What is “The Johari Window?”
Johari window is a psychological tool to self-assess one’s behaviour as well as your relationship with others, through feedback or disclosure. It is one of the most effective means of self-analysis by considering the perspective of others to understand yourself in a better way.
The Johari Window model was propounded by Joseph Luft and Harrington Ingham in the year 1955.
What are the benefits of the Johari window?
The Johari window is a model of interpersonal awareness. It’s a useful tool for improving self awareness and, through it, our abilities to work well with others. By helping us understand the differences between how we see ourselves and how others see us, this concept is a wonderful way of understanding yourself better.
The premise behind the Johari Window is that our interactions with others are shaped by how we see ourselves and how the people we’re interacting with see us. If our views are aligned, we’ll have more effective, engaging and helpful interactions than if our views are differing.
The tool requires individuals to capture their own thoughts on who they are and to get feedback from others on how they are perceived. This information is then used to populate a two by two matrix, the Johari Window. The window helps people visualize any disparity between how they see themselves and how others see them.
How Is it helpful?
One idea behind the Johari Window is that we all have blind spots about ourselves that we want to diminish. Reducing these blind spots requires seeking out feedback from others.
We also have information about ourselves that we hold back from others or that they are not aware of just by interacting with us.
The Johari Window provides an opportunity for self-awareness and trust building by asking us to be more forthcoming and transparent as well as soliciting feedback through a process of self-discovery.

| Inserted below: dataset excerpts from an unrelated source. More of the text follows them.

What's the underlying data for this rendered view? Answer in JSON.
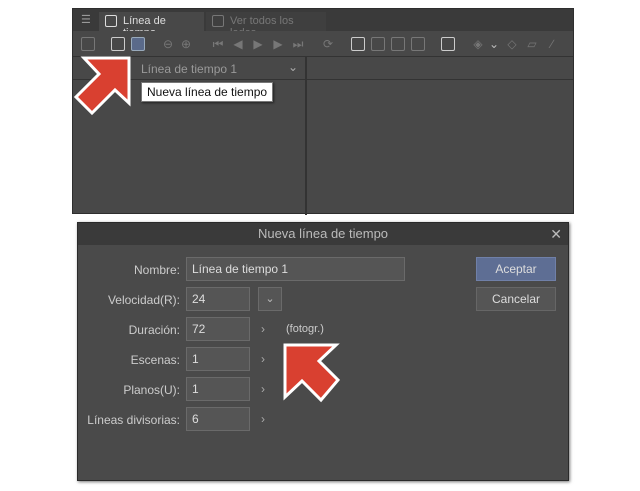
{
  "panel": {
    "menu_icon": "hamburger-icon",
    "tabs": [
      {
        "label": "Línea de tiempo",
        "icon": "timeline-icon"
      },
      {
        "label": "Ver todos los lados",
        "icon": "camera-icon"
      }
    ],
    "timeline_name": "Línea de tiempo 1",
    "tooltip": "Nueva línea de tiempo"
  },
  "dialog": {
    "title": "Nueva línea de tiempo",
    "fields": [
      {
        "label": "Nombre:",
        "value": "Línea de tiempo 1"
      },
      {
        "label": "Velocidad(R):",
        "value": "24"
      },
      {
        "label": "Duración:",
        "value": "72",
        "unit": "(fotogr.)"
      },
      {
        "label": "Escenas:",
        "value": "1"
      },
      {
        "label": "Planos(U):",
        "value": "1"
      },
      {
        "label": "Líneas divisorias:",
        "value": "6"
      }
    ],
    "ok": "Aceptar",
    "cancel": "Cancelar"
  },
  "colors": {
    "accent_arrow": "#d94030",
    "primary_button": "#5e6e94"
  }
}
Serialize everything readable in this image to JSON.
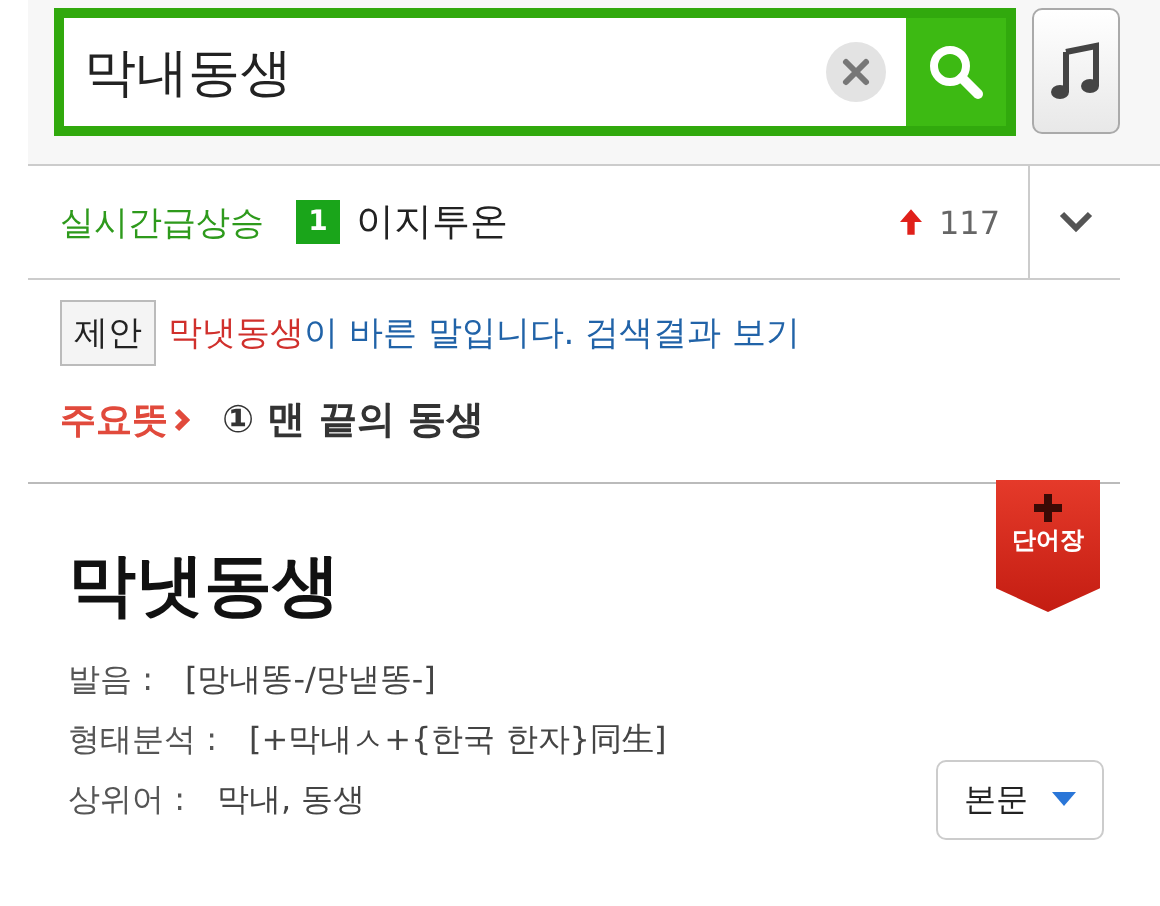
{
  "search": {
    "value": "막내동생"
  },
  "trending": {
    "label": "실시간급상승",
    "rank": "1",
    "term": "이지투온",
    "change": "117"
  },
  "suggestion": {
    "tag": "제안",
    "word": "막냇동생",
    "message": "이 바른 말입니다. 검색결과 보기"
  },
  "main_meaning": {
    "label": "주요뜻",
    "text": "① 맨 끝의 동생"
  },
  "entry": {
    "headword": "막냇동생",
    "bookmark": "단어장",
    "fields": [
      {
        "label": "발음 :",
        "value": "[망내똥-/망낻똥-]"
      },
      {
        "label": "형태분석 :",
        "value": "[+막내ㅅ+{한국 한자}同生]"
      },
      {
        "label": "상위어 :",
        "value": "막내, 동생"
      }
    ],
    "dropdown": "본문"
  }
}
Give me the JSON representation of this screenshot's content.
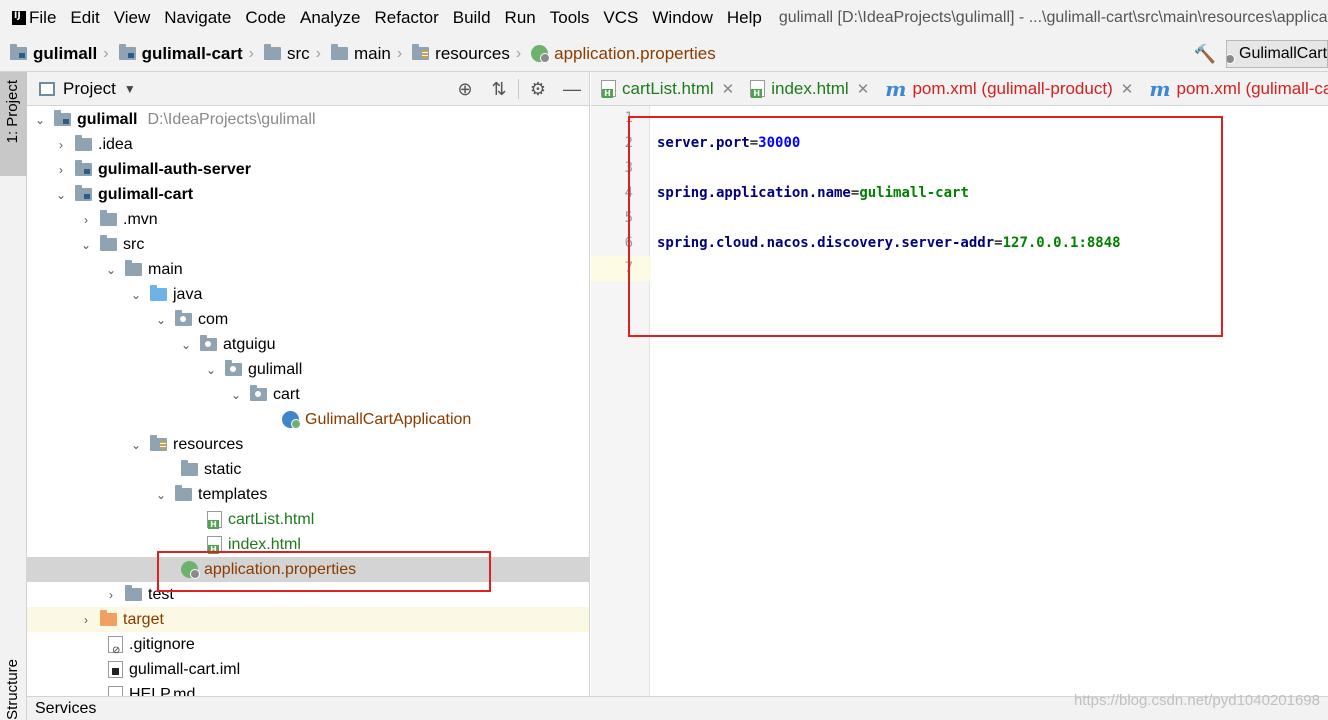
{
  "menubar": {
    "items": [
      "File",
      "Edit",
      "View",
      "Navigate",
      "Code",
      "Analyze",
      "Refactor",
      "Build",
      "Run",
      "Tools",
      "VCS",
      "Window",
      "Help"
    ],
    "window_title": "gulimall [D:\\IdeaProjects\\gulimall] - ...\\gulimall-cart\\src\\main\\resources\\application.properties"
  },
  "breadcrumb": [
    "gulimall",
    "gulimall-cart",
    "src",
    "main",
    "resources",
    "application.properties"
  ],
  "run_config": "GulimallCartApplication",
  "project_panel": {
    "title": "Project",
    "tree": [
      {
        "label": "gulimall",
        "extra": "D:\\IdeaProjects\\gulimall"
      },
      {
        "label": ".idea"
      },
      {
        "label": "gulimall-auth-server"
      },
      {
        "label": "gulimall-cart"
      },
      {
        "label": ".mvn"
      },
      {
        "label": "src"
      },
      {
        "label": "main"
      },
      {
        "label": "java"
      },
      {
        "label": "com"
      },
      {
        "label": "atguigu"
      },
      {
        "label": "gulimall"
      },
      {
        "label": "cart"
      },
      {
        "label": "GulimallCartApplication"
      },
      {
        "label": "resources"
      },
      {
        "label": "static"
      },
      {
        "label": "templates"
      },
      {
        "label": "cartList.html"
      },
      {
        "label": "index.html"
      },
      {
        "label": "application.properties"
      },
      {
        "label": "test"
      },
      {
        "label": "target"
      },
      {
        "label": ".gitignore"
      },
      {
        "label": "gulimall-cart.iml"
      },
      {
        "label": "HELP.md"
      }
    ]
  },
  "tabs": [
    {
      "label": "cartList.html"
    },
    {
      "label": "index.html"
    },
    {
      "label": "pom.xml (gulimall-product)"
    },
    {
      "label": "pom.xml (gulimall-cart)"
    }
  ],
  "editor": {
    "line_numbers": [
      "1",
      "2",
      "3",
      "4",
      "5",
      "6",
      "7"
    ],
    "lines": [
      {
        "key": "",
        "value": ""
      },
      {
        "key": "server.port",
        "value": "30000"
      },
      {
        "key": "",
        "value": ""
      },
      {
        "key": "spring.application.name",
        "value": "gulimall-cart"
      },
      {
        "key": "",
        "value": ""
      },
      {
        "key": "spring.cloud.nacos.discovery.server-addr",
        "value": "127.0.0.1:8848"
      },
      {
        "key": "",
        "value": ""
      }
    ]
  },
  "toolstrip": {
    "project": "1: Project",
    "structure": "Structure"
  },
  "bottom": {
    "services": "Services"
  },
  "watermark": "https://blog.csdn.net/pyd1040201698"
}
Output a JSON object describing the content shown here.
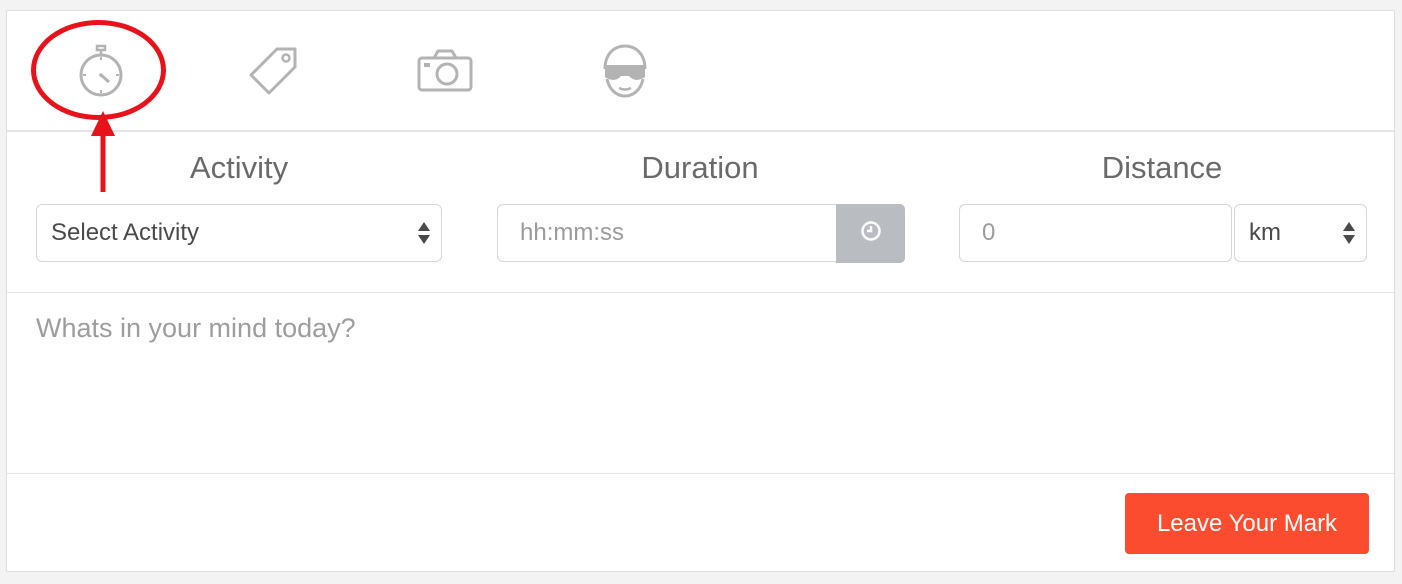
{
  "tabs": [
    {
      "icon": "stopwatch-icon",
      "active": true
    },
    {
      "icon": "tag-icon",
      "active": false
    },
    {
      "icon": "camera-icon",
      "active": false
    },
    {
      "icon": "athlete-goggles-icon",
      "active": false
    }
  ],
  "fields": {
    "activity": {
      "label": "Activity",
      "selected": "Select Activity"
    },
    "duration": {
      "label": "Duration",
      "placeholder": "hh:mm:ss",
      "button_icon": "clock-icon"
    },
    "distance": {
      "label": "Distance",
      "value_placeholder": "0",
      "unit_selected": "km"
    }
  },
  "message": {
    "placeholder": "Whats in your mind today?"
  },
  "submit": {
    "label": "Leave Your Mark"
  },
  "colors": {
    "accent": "#fc4c2f",
    "icon_gray": "#b3b3b3",
    "annotation_red": "#e8121b",
    "clock_button": "#b9bdc1"
  }
}
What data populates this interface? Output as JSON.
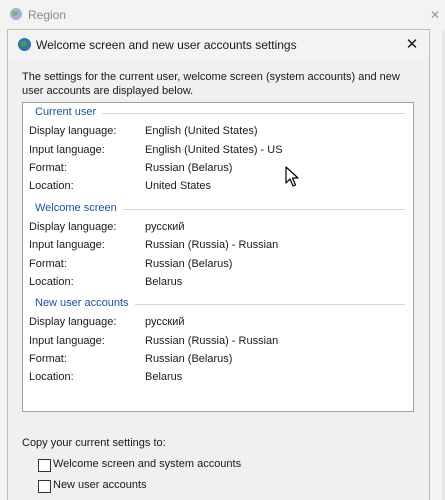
{
  "parent_window": {
    "title": "Region",
    "close_glyph": "✕"
  },
  "dialog": {
    "title": "Welcome screen and new user accounts settings",
    "close_glyph": "✕",
    "description": "The settings for the current user, welcome screen (system accounts) and new user accounts are displayed below."
  },
  "sections": [
    {
      "header": "Current user",
      "rows": [
        {
          "label": "Display language:",
          "value": "English (United States)"
        },
        {
          "label": "Input language:",
          "value": "English (United States) - US"
        },
        {
          "label": "Format:",
          "value": "Russian (Belarus)"
        },
        {
          "label": "Location:",
          "value": "United States"
        }
      ]
    },
    {
      "header": "Welcome screen",
      "rows": [
        {
          "label": "Display language:",
          "value": "русский"
        },
        {
          "label": "Input language:",
          "value": "Russian (Russia) - Russian"
        },
        {
          "label": "Format:",
          "value": "Russian (Belarus)"
        },
        {
          "label": "Location:",
          "value": "Belarus"
        }
      ]
    },
    {
      "header": "New user accounts",
      "rows": [
        {
          "label": "Display language:",
          "value": "русский"
        },
        {
          "label": "Input language:",
          "value": "Russian (Russia) - Russian"
        },
        {
          "label": "Format:",
          "value": "Russian (Belarus)"
        },
        {
          "label": "Location:",
          "value": "Belarus"
        }
      ]
    }
  ],
  "copy": {
    "label": "Copy your current settings to:",
    "options": [
      {
        "label": "Welcome screen and system accounts",
        "checked": false
      },
      {
        "label": "New user accounts",
        "checked": false
      }
    ]
  },
  "icons": {
    "parent": "globe-icon",
    "dialog": "globe-icon",
    "cursor": "mouse-cursor-icon"
  },
  "colors": {
    "section_header": "#1f4fa0",
    "window_bg": "#f0f0f0",
    "panel_bg": "#ffffff"
  }
}
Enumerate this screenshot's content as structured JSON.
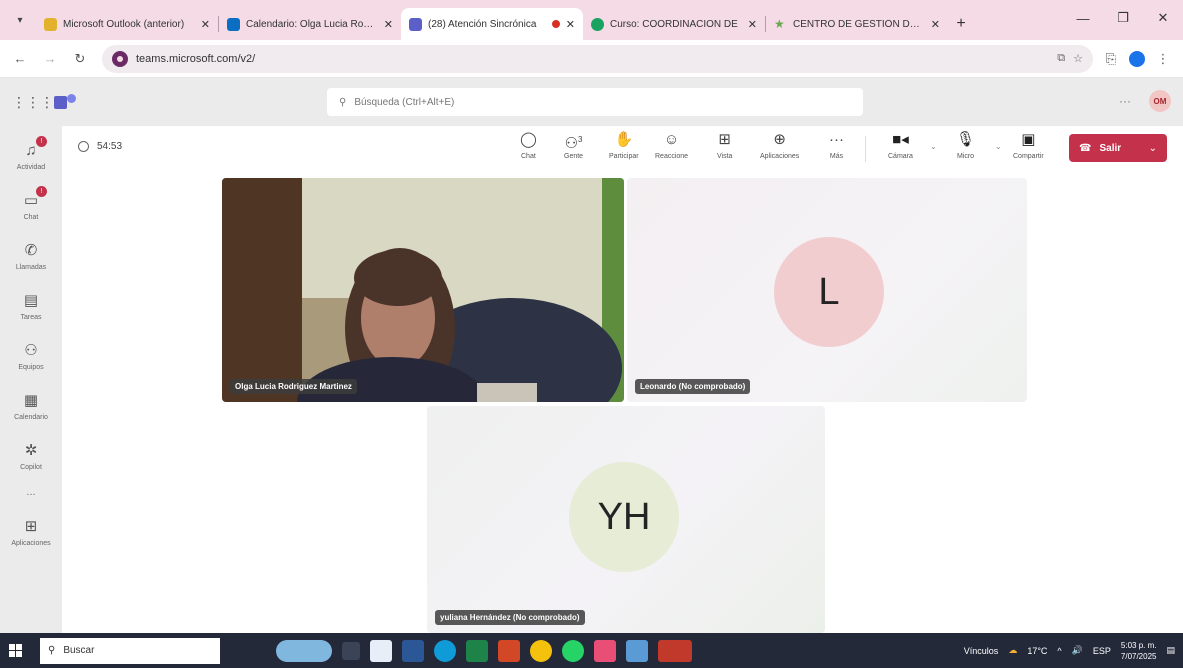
{
  "browser": {
    "tabs": [
      {
        "title": "Microsoft Outlook (anterior)",
        "favicon_color": "#e3b22c",
        "active": false,
        "recording": false
      },
      {
        "title": "Calendario: Olga Lucia Rodriguez",
        "favicon_color": "#0a6fc2",
        "active": false,
        "recording": false
      },
      {
        "title": "(28) Atención Sincrónica",
        "favicon_color": "#5b5fc7",
        "active": true,
        "recording": true
      },
      {
        "title": "Curso: COORDINACION DE",
        "favicon_color": "#1aa260",
        "active": false,
        "recording": false
      },
      {
        "title": "CENTRO DE GESTIÓN DE M",
        "favicon_color": "#6aa84f",
        "active": false,
        "recording": false
      }
    ],
    "url": "teams.microsoft.com/v2/"
  },
  "teams": {
    "search_placeholder": "Búsqueda (Ctrl+Alt+E)",
    "user_initials": "OM"
  },
  "rail": {
    "items": [
      {
        "label": "Actividad",
        "badge": "!"
      },
      {
        "label": "Chat",
        "badge": "!"
      },
      {
        "label": "Llamadas",
        "badge": ""
      },
      {
        "label": "Tareas",
        "badge": ""
      },
      {
        "label": "Equipos",
        "badge": ""
      },
      {
        "label": "Calendario",
        "badge": ""
      },
      {
        "label": "Copilot",
        "badge": ""
      },
      {
        "label": "...",
        "badge": ""
      },
      {
        "label": "Aplicaciones",
        "badge": ""
      }
    ]
  },
  "meeting": {
    "timer": "54:53",
    "controls": {
      "chat": "Chat",
      "people": "Gente",
      "people_count": "3",
      "raise": "Participar",
      "react": "Reaccione",
      "view": "Vista",
      "apps": "Aplicaciones",
      "more": "Más",
      "camera": "Cámara",
      "mic": "Micro",
      "share": "Compartir"
    },
    "leave_label": "Salir",
    "participants": [
      {
        "name": "Olga Lucia Rodriguez Martinez",
        "initials": "",
        "video": true
      },
      {
        "name": "Leonardo (No comprobado)",
        "initials": "L",
        "video": false,
        "avatar_color": "#f1cdd0"
      },
      {
        "name": "yuliana Hernández (No comprobado)",
        "initials": "YH",
        "video": false,
        "avatar_color": "#e6ecd6"
      }
    ]
  },
  "taskbar": {
    "search_label": "Buscar",
    "weather_label": "Vínculos",
    "temperature": "17°C",
    "language": "ESP",
    "time": "5:03 p. m.",
    "date": "7/07/2025"
  }
}
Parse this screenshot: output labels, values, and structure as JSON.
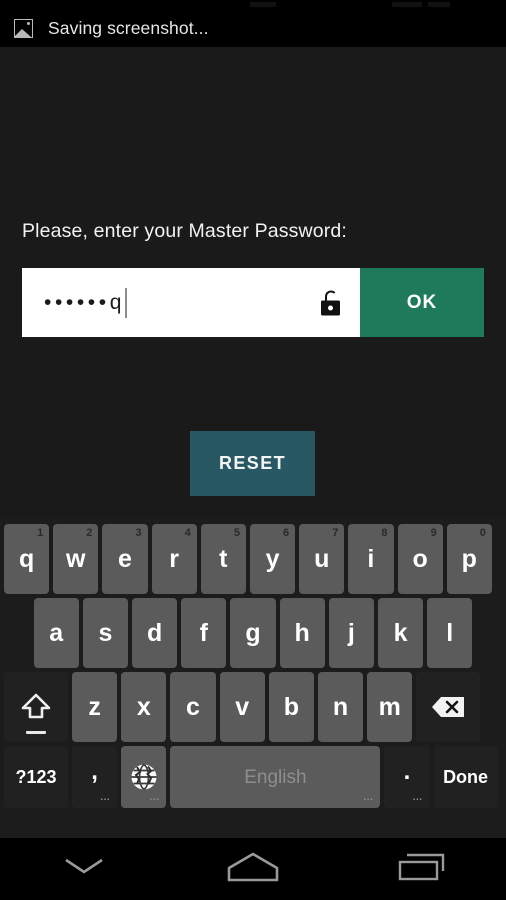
{
  "statusbar": {
    "ghost_icons": [
      "signal-ghost",
      "wifi-ghost",
      "battery-ghost"
    ]
  },
  "notification": {
    "icon": "image-icon",
    "text": "Saving screenshot..."
  },
  "dialog": {
    "prompt": "Please, enter your Master Password:",
    "password_field": {
      "masked_value": "••••••q",
      "placeholder": "",
      "icon": "unlock-icon"
    },
    "ok_label": "OK",
    "reset_label": "RESET",
    "colors": {
      "ok_button": "#1e7a5a",
      "reset_button": "#285863",
      "background": "#1a1a1a"
    }
  },
  "keyboard": {
    "row1": [
      {
        "key": "q",
        "hint": "1"
      },
      {
        "key": "w",
        "hint": "2"
      },
      {
        "key": "e",
        "hint": "3"
      },
      {
        "key": "r",
        "hint": "4"
      },
      {
        "key": "t",
        "hint": "5"
      },
      {
        "key": "y",
        "hint": "6"
      },
      {
        "key": "u",
        "hint": "7"
      },
      {
        "key": "i",
        "hint": "8"
      },
      {
        "key": "o",
        "hint": "9"
      },
      {
        "key": "p",
        "hint": "0"
      }
    ],
    "row2": [
      {
        "key": "a"
      },
      {
        "key": "s"
      },
      {
        "key": "d"
      },
      {
        "key": "f"
      },
      {
        "key": "g"
      },
      {
        "key": "h"
      },
      {
        "key": "j"
      },
      {
        "key": "k"
      },
      {
        "key": "l"
      }
    ],
    "row3": [
      {
        "key": "z"
      },
      {
        "key": "x"
      },
      {
        "key": "c"
      },
      {
        "key": "v"
      },
      {
        "key": "b"
      },
      {
        "key": "n"
      },
      {
        "key": "m"
      }
    ],
    "shift_icon": "shift-arrow-icon",
    "backspace_icon": "backspace-icon",
    "row4": {
      "symbols_label": "?123",
      "comma_label": ",",
      "comma_hint": "...",
      "globe_icon": "globe-language-icon",
      "globe_hint": "...",
      "space_label": "English",
      "space_hint": "...",
      "period_label": ".",
      "period_hint": "...",
      "done_label": "Done"
    }
  },
  "navbar": {
    "back_icon": "chevron-down-icon",
    "home_icon": "home-pentagon-icon",
    "recents_icon": "recents-icon"
  }
}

The four quadrants of the window are:
- “Open” (things known by self and others)
- “Blind” (thing known by others but unknown by self)
- “Hidden / Facade” (things known by self but unknown by others) and
- “Unknown” (things not known by either self or others)
The model consists of four quadrants, each of which determines a different combination. These combinations are a result of facts known or unknown by oneself about himself along with the facts known or unknown to others
The method of conveying and accepting feedback is interpreted in this model. A Johari is represented as a common window with four panes. Two of these panes represent self and the other two represent the part unknown to self but to others. The information transfers from one pane to the other as the result of mutual trust which can be achieved through socializing and the feedback got from other members of the group.
1. Open/self-area or arena – Here the information about the person his attitudes, behaviour, emotions, feelings, skills and views will be known by the person as well as by others. This is mainly the area where all the communications occur and the larger the arena becomes the more effectual and dynamic the relationship will be. ‘Feedback solicitation’ is a process which occurs by understanding and listening to the feedback from another person. Through this way the open area can be increased horizontally decreasing the blind spot. The size of the arena can also be increased downwards and thus by reducing the hidden and unknown areas through revealing one’s feelings to another person.
2. Blind self or blind spot – Information about yourselves that others know in a group but you will be unaware of it. Others may interpret yourselves differently than you expect. The blind spot is reduced for efficient communication through seeking feedback from others.
3. Hidden area or façade – Information that is known to you but will be kept unknown from others. This can be any personal information which you feel reluctant to reveal. This includes feelings, past experiences, fears, secrets etc. we keep some of our feelings and information as private as it affects the relationships and thus the hidden area must be reduced by moving the information to the open areas.
4. Unknown area – The Information which you are unaware to yourselves as well as others. This includes the information, feelings, capabilities, talents etc. This can be due to traumatic past experiences or events which can be unknown for a lifetime. The person will be unaware till he discovers his hidden qualities and capabilities or through observation of others. Open communication is also an effective way to decrease the unknown area and thus to communicate effectively.
For an analysis on which areas you can improve in your life, or a better understanding of yourself, one must apply the johari window concept in their lives from time to time.